Wild things: Blossom of spring
- ED KANZE
- Apr 18
- 3 min read

By ED KANZE
Along with “Over the Rainbow” and a few other songs that despite extreme repetition always manage to stir me, “Edelweiss,” from Rodgers and Hammerstein’s “The Sound of Music,” gets me every time. The notion of a “blossom of spring” that, even in the midst of hard times, will “bloom and grow forever” starts me thinking with great tenderness of the small but oh-so-lovely early spring wildflower known as hepatica.
I’m not sure why hepatica has gotten under my skin. Maybe it’s because it was a flower I discovered on my own, first spying the ground-hugging, leathery, three-parted leaves in the leaf litter after the last snow melted, and then coming along the same path a few weeks later and finding the plant’s tiny, pale-blue (they can also be white, pink, lavender or blue) flowers rising on fuzzy stems. In many places, in any given year, hepatica, after skunk cabbage, is the first native wildflower to unfurl its blossoms. There are two varieties, the round-lobed and the sharp-lobed, referring to the shape of the leaves. Some botanists see these two forms as separate species. Others see them as mere variations of the same. To complicate matters further, hepatica has long been attributed to its namesake genus, Hepatica with a capital “H,” but some botanists, citing molecular evidence, place it in the genus Anemone. Confused? You should be. Scientists are, too. Clarity may emerge with additional study. Mostly I’ve enjoyed hobnobbing with the round-lobed kind.
In his essay “A Spring Relish,” John Burroughs (1837-1921), the Catskill-born naturalist who became the most celebrated nature writer of his time, calls hepatica “the gem of the woods.” Burroughs suggests that some hepaticas are sweet-scented, while others are not. He might be right. Spurred by “A Spring Relish,” which you can find in his book, “Signs and Seasons,” I spent an afternoon once, crawling on hands and knees from one hepatica clump to another, sniffing. I found that some of the hepaticas gave off a rich floral bouquet, while others were scentless. I discussed Burroughs’s observations, and mine, with my late, dear botanist friend Carol Gracie, and she wondered if the cause of the variation in scent was timing. On a hillside dotted with these plants, some, she speculated, might be farther along in flowering than others, and this could account for some giving off dreamy aromas while others gave off, well, nothing.
Only a botanist would know by looking that hepaticas are close relations of buttercups.
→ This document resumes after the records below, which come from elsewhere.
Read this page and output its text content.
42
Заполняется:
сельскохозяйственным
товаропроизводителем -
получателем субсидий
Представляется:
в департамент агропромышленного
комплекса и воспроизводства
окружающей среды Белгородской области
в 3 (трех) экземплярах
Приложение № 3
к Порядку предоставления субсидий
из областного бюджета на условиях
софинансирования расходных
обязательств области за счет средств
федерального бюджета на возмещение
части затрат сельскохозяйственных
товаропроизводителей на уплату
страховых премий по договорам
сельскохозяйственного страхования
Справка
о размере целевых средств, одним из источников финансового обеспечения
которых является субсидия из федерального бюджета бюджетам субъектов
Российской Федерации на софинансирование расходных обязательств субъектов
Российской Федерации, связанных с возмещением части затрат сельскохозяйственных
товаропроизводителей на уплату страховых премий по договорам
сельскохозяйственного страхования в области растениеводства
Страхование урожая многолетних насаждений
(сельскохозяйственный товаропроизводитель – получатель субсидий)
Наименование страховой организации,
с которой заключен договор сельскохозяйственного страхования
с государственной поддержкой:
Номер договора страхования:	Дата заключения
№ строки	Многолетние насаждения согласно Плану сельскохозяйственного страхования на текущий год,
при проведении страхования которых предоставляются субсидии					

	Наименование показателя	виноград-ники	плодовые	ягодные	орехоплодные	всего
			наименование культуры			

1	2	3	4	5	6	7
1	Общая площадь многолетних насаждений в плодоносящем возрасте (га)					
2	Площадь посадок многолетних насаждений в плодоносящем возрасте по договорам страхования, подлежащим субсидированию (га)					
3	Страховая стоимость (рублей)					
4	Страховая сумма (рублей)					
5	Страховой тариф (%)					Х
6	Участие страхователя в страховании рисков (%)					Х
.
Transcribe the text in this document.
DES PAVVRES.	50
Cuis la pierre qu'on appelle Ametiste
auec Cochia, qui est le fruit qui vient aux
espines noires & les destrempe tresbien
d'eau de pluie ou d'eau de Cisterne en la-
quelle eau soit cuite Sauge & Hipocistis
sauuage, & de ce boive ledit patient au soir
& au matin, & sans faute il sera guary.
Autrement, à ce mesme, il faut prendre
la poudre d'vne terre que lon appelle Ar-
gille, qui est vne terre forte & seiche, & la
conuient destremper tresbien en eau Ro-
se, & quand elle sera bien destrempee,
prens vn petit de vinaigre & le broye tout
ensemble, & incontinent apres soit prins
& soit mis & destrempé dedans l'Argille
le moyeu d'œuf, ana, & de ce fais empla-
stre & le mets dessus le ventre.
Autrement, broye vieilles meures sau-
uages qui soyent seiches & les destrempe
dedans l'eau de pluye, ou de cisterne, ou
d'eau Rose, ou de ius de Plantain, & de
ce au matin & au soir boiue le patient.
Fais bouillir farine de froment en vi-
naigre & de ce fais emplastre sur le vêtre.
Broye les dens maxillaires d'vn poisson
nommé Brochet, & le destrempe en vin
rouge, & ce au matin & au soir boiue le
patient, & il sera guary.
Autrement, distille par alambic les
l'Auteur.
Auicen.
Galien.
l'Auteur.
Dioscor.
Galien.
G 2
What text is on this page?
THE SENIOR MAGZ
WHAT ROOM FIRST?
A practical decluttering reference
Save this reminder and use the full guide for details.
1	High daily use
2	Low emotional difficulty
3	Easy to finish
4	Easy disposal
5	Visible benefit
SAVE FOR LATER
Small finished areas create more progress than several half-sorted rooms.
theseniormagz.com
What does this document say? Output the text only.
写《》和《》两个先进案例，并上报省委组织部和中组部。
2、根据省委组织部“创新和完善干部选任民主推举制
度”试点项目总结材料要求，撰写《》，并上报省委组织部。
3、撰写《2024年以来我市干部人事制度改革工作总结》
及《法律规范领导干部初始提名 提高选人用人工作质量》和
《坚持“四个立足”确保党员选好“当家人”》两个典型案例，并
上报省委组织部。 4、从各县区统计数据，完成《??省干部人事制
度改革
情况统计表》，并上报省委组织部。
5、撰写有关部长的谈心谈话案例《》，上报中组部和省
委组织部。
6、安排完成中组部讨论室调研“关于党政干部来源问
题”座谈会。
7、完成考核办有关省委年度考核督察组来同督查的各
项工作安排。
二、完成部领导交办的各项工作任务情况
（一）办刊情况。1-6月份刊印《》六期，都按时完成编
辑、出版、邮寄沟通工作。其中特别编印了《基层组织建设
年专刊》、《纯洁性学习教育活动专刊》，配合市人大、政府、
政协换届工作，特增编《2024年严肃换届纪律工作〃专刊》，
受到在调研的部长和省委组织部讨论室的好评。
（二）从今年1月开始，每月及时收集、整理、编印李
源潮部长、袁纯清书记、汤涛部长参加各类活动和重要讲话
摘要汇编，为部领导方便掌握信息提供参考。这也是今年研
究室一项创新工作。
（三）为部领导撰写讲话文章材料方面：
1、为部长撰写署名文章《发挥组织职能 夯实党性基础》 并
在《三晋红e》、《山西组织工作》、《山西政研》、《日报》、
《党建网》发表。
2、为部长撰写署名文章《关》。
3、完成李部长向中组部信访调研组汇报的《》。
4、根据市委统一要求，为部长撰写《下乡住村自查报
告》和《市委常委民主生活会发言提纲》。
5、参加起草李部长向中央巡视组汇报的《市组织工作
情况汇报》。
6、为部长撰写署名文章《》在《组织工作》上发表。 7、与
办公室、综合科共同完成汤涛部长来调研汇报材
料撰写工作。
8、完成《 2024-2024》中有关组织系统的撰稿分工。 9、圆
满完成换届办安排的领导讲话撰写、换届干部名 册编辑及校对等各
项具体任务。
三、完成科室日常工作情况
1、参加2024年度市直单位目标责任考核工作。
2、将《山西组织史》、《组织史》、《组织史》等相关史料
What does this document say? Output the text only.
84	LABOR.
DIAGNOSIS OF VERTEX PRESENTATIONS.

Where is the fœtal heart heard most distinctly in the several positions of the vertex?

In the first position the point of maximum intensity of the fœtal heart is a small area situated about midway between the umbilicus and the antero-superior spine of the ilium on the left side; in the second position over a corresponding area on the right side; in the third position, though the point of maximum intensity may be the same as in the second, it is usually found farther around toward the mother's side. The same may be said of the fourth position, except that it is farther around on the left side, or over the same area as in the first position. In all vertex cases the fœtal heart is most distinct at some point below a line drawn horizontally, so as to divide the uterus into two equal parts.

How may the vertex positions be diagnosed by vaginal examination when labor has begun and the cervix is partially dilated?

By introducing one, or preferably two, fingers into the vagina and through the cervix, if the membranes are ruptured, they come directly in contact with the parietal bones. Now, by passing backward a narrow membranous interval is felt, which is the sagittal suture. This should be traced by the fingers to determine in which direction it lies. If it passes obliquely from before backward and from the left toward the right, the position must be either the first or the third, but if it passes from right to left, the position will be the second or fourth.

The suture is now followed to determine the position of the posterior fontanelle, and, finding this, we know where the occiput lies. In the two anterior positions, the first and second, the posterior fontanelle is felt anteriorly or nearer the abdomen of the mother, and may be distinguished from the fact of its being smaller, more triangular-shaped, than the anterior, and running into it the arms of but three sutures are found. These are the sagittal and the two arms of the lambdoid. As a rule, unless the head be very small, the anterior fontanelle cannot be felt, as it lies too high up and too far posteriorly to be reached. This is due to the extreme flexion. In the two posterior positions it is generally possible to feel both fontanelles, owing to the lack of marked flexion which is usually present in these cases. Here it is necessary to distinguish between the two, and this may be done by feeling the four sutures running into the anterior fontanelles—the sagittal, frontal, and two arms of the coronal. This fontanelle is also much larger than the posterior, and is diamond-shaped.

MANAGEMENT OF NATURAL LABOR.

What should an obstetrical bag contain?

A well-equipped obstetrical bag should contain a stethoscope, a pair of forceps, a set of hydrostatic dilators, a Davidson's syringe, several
We think of buttercups as being yellow. The next time, or the first time, you spy a hepatica, picture in your mind’s eye petals not the color that you find them, but yellow. Then the kinship of the plant will begin to make sense.
An interesting feature of hepatica is the long-lasting nature of its leaves. While many of the early wildflowers of spring are informally called ephemerals because their stalks rise out of the leaf litter, unfurl blossoms, attract pollinators, make fruits, and then wither into virtual nonexistence, the leaves of hepatica hang around a full year. Through the winter they often appear a dull red, something like the color of raw liver. “Hepar,” root of the plant’s name, is Greek for liver.
The job of every flower, or at least every flower with working female parts, is to produce what you might call a seed, a berry, or a nut — but botanists call a fruit. The fruits produced by hepatica flowers are tiny and might amount to nothing if not for a neat trick. Hepaticas produce seeds with tiny fat-rich organs attached to them. These accessories are called elaiosomes. Ants prize them, and because they do, the seeds are collected and brought back to nests. There the ants gorge on their fatty, energy-laden treats, while the hepatica seeds are left behind, essentially planted by the ants in soil fertilized by their droppings. It’s a win-win arrangement for plant and insect alike.